Pertama, jika yang dimaksud ‘penyakit berbahaya’ adalah HIV/AIDS, maka Pemkot Jayapura tidak bisa melindungi warga karena penularan HIV terkait dengan perilaku seksual orang per orang. Yang bisa dilakukan oleh Pemkot Jayapura adalah memutus mata rantai penyebaran HIV dari masyarakat (dalam hal ini laki-laki dewasa) ke pekerja seks komersial (PSK) dan dari PSK ke masyarakat (dalam hal ini laki-laki dewasa) melalui program ‘wajib kondom 100 persen’ pada hubungan seksual dengan PSK.
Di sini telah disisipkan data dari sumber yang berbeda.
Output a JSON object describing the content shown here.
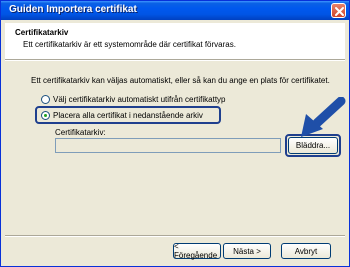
{
  "window": {
    "title": "Guiden Importera certifikat"
  },
  "header": {
    "title": "Certifikatarkiv",
    "subtitle": "Ett certifikatarkiv är ett systemområde där certifikat förvaras."
  },
  "body": {
    "description": "Ett certifikatarkiv kan väljas automatiskt, eller så kan du ange en plats för certifikatet.",
    "options": [
      {
        "label": "Välj certifikatarkiv automatiskt utifrån certifikattyp",
        "selected": false
      },
      {
        "label": "Placera alla certifikat i nedanstående arkiv",
        "selected": true
      }
    ],
    "store_label": "Certifikatarkiv:",
    "store_value": "",
    "browse_label": "Bläddra..."
  },
  "footer": {
    "back_label": "< Föregående",
    "next_label": "Nästa >",
    "cancel_label": "Avbryt"
  },
  "colors": {
    "titlebar": "#0055e5",
    "highlight": "#1f3f8e",
    "arrow": "#1f4fa8"
  }
}
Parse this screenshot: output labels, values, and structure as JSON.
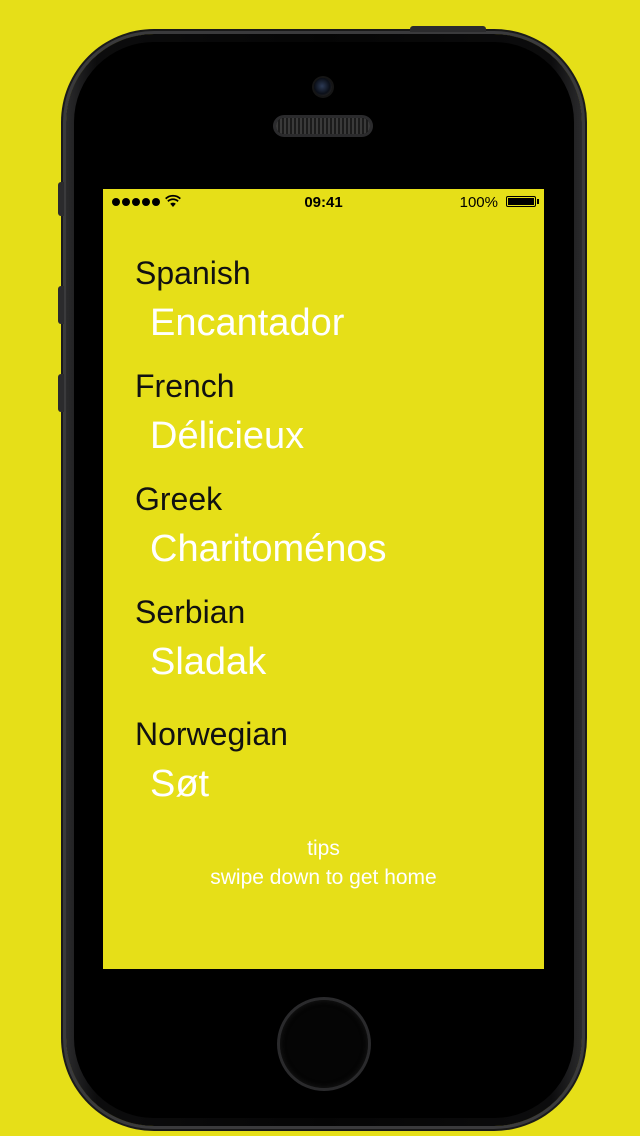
{
  "status_bar": {
    "time": "09:41",
    "battery_percent": "100%",
    "battery_level": 1.0,
    "signal_bars": 5,
    "wifi_icon": "wifi-icon"
  },
  "languages": [
    {
      "name": "Spanish",
      "word": "Encantador"
    },
    {
      "name": "French",
      "word": "Délicieux"
    },
    {
      "name": "Greek",
      "word": "Charitoménos"
    },
    {
      "name": "Serbian",
      "word": "Sladak"
    },
    {
      "name": "Norwegian",
      "word": "Søt"
    }
  ],
  "tips": {
    "title": "tips",
    "text": "swipe down to get home"
  },
  "colors": {
    "background": "#e6df18",
    "word": "#ffffff",
    "label": "#111111"
  }
}
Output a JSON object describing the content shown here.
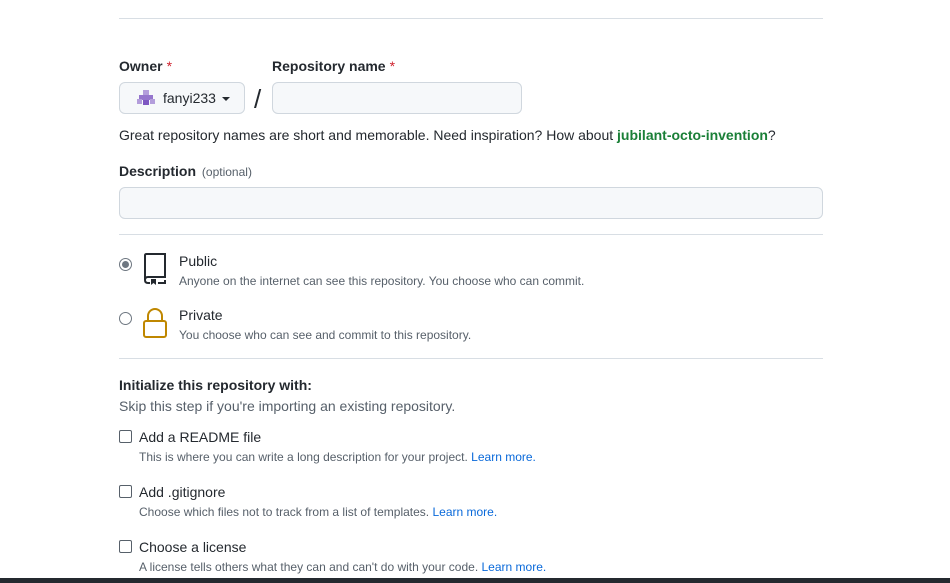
{
  "owner": {
    "label": "Owner",
    "required_mark": "*",
    "value": "fanyi233"
  },
  "repository": {
    "label": "Repository name",
    "required_mark": "*",
    "value": "",
    "separator": "/"
  },
  "name_hint": {
    "text_before": "Great repository names are short and memorable. Need inspiration? How about ",
    "suggestion": "jubilant-octo-invention",
    "text_after": "?"
  },
  "description": {
    "label": "Description",
    "optional": "(optional)",
    "value": ""
  },
  "visibility": {
    "selected": "public",
    "public": {
      "title": "Public",
      "description": "Anyone on the internet can see this repository. You choose who can commit."
    },
    "private": {
      "title": "Private",
      "description": "You choose who can see and commit to this repository."
    }
  },
  "initialize": {
    "heading": "Initialize this repository with:",
    "subtext": "Skip this step if you're importing an existing repository.",
    "options": [
      {
        "title": "Add a README file",
        "description": "This is where you can write a long description for your project.",
        "link": "Learn more.",
        "checked": false
      },
      {
        "title": "Add .gitignore",
        "description": "Choose which files not to track from a list of templates.",
        "link": "Learn more.",
        "checked": false
      },
      {
        "title": "Choose a license",
        "description": "A license tells others what they can and can't do with your code.",
        "link": "Learn more.",
        "checked": false
      }
    ]
  },
  "colors": {
    "accent_link": "#0969da",
    "suggestion_green": "#1a7f37",
    "required_red": "#cf222e",
    "private_lock": "#bf8700"
  }
}
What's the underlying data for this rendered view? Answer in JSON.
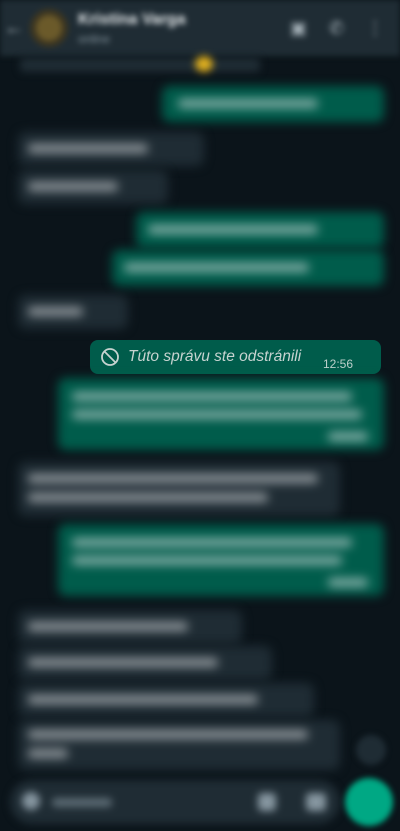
{
  "header": {
    "contact_name": "Kristína Varga",
    "status": "online",
    "back_icon": "arrow-left-icon",
    "icons": [
      "video-call-icon",
      "phone-icon",
      "more-vert-icon"
    ]
  },
  "deleted_message": {
    "text": "Túto správu ste odstránili",
    "time": "12:56",
    "icon": "block-icon"
  },
  "composer": {
    "placeholder": "Správa",
    "mic_icon": "mic-icon"
  },
  "colors": {
    "background": "#0b141a",
    "outgoing_bubble": "#005c4b",
    "incoming_bubble": "#1f2c34",
    "accent": "#00a884"
  }
}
Program tsb. sudah berhasil di Thailand yang ditunjukkan dengan penurunan kasus infeksi HIV baru di kalangan laki-laki dewasa. Tapi, program itu tidak akan bisa diterapkan di Kota Jayapura karena tidak ada lokalisasi yang merupakan regulasi pelacuran sehingga tidak ada germo yang memiliki izin usaha. Bahkan, peraturan daerah (Perda) penanggulangan AIDS Kota Jayapura tidak konsisten. Di satu pihak ada ‘program’ kondom, tapi di pihak lain disebutkan tidak boleh ada kegiatan pelacuran (Lihat: http://edukasi.kompasiana.com/2010/12/23/ironi-penanggulangan-aids-di-perda-aids-kota-jayapura-papua/).
Regulasi pelacuran dengan izin usaha bagi germo diperlukan untuk pemberian sanksi. Secara rutin dilakukan survailans tes IMS (infeksi menular seksual, seperti sifilis, GO, hepatitis B, dll.) terhadap PSK. Jika ada PSK yang terdeteksi mengidap IMS maka itu membuktikan PSK tsb. meladeni laki-laki tanpa kondom. Germo diberikan teguran sampai pencabutan izin usaha.
Nah, di Merauke, Papua, yang ‘dikirim’ ke bui oleh KPA setempat justru PSK yang terdeteksi mengidap IMS. Kebijakan itu justru membebani keuangan negara karena PSK itu akan ‘menginap’ gratis di hotel prodeo selama enam bulan. Di sisi lain ‘posisi’ PSK tadi digantikan oleh PSK lain.
Di sisi lain lagi laki-laki yang menularkan IMS kepada PSK dan laki-laki yang tertular IMS dari PSK justru terus menularkan IMS, bahkan sekaligus juga HIV jika mereka tertular HIV, di masyarakat (Lihat: http://regional.kompasiana.com/2011/05/31/aids-di-merauke-papua-psk-digiring-ke-bui-pelanggan-suami-menyebarkan-hiv-ke-istri/).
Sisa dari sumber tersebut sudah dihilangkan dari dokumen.